I've made this version of lemon tart for over ten years. I've made it into a large 10 inch tart. I've made it into small bite size tarts. I've made it into a 4 inch individual tart. I've topped it with blueberries, blackberries, strawberries, and raspberries or combinations.
The base of the tart is basically a sugar cookie crust. Again, I've tried it with different crusts and I always come back to the sugar cookie crust or as the French would call it pate sucree. The sweet and sandy texture counters nicely the smooth tart curd.
Now the pastry arts are my passion but I am not a fan of making tart/pie dough. I find my desire and obsession to perfect it even before baking causes a lot of stress and mental anxiety. I've really had some melt downs making the crust. I admit it. :-) Don't even get me started about blind baking. Well, this year, I've found the perfect, easiest recipe and technique for making this sugar crust dough. It comes from Alice Medrich's Sinfully Easy Delicious Desserts cookbook. Thank you Alice! Here it is.
5 oz or 10 tablespoon unsalted butter, melted
1/4 cup of granulated sugar
1 tsp of vanilla
1/4 teaspoon of kosher salt
1 1/4 cup of flour
1/4 teaspoon of baking powder
Heat oven to 350 degrees
Combine butter, sugar, vanilla, and salt in a medium bowl.
Mix the flour and baking powder together thoroughly, add the butter mixture , and mix just until well blended.
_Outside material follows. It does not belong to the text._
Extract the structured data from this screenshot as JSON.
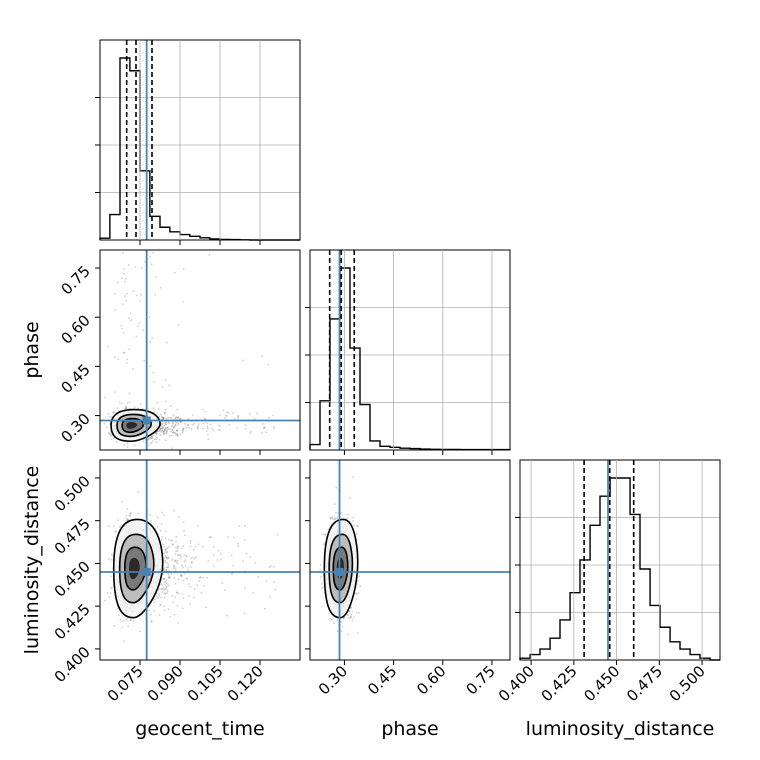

If the dough seems too soft and gooey, let it stand for a few minutes to firm up.
Using a 9" tart pan with a removable bottom or four 4 inch smaller tart pans, press the dough evenly over the bottom and up the sides of the tart pans to make a thin, even layer.
Put the pan on a baking sheet.
Bake for 20 to 25 minutes, until the crust is fully golden brown all over. The dough will puff up.
Take it out of the oven and using a 1/4 cup measuring cup, press down on the dough firmly to remove the puffins and shape the tart back to it's original form. Let it cool completely. It will be much easier to handle cooled.
It always amazes me that this luscious curd is basically, lemons, butter, egg, and sugar.
This is Ina Garten's ratio of the ingredients, but I've tweaked and simplified the recipe. You don't need fancy equipment, and you only need one pot. I find that when you use a food processor, unless you have a very fine mesh, the lemon peel falls through and adds a undesired texture to the curd.
It's also easy to remember this recipe because there are a lot of four or 4s.
4 organic lemons
1.5 cup of sugar
4 oz or 1 stick of butter soften and cut into dice pieces
4 organic eggs
1/4 tsp of salt
Using a vegetable peeler, peel all the lemon zest into strips. Cut the strips into quarter inch pieces.
Cut the lemons in half and squeeze all the juice to make about 1/2 cup of lemon juice. Strain out all the seeds and pulp. Set aside.
In a 2 quart sauce plan, place the sugar and the lemon zest. Using a wood spoon, pound the lemon zest into the sugar, stir and keep blending the lemon zest into the sugar. You are trying to release the lemon oils and flavor into the sugar. The sugar will be a bit dingy yellow and lemony fragrant.
Add the butter pieces into the sugar mixture and cream until fully combined.
Add one egg at a time until fully incorporated, repeat the next egg until all 4 are fully mixed in.
Stir in the lemon juice.
Put the sauce plan over medium heat for about 10 min and cook the mixture until thick or until it reaches 175 degrees. Stir continuously so that the egg does cook to the side or bottom of the pan.
Immediately poor over a strainer and set side until cooled.
Spoon the lemon curd into the tart crust until it's slightly less than the tart's rim.
Top it with your favorite berries. Serve immediately or place covered in the refrigerator.
This tart is for lemon lovers! Definitely!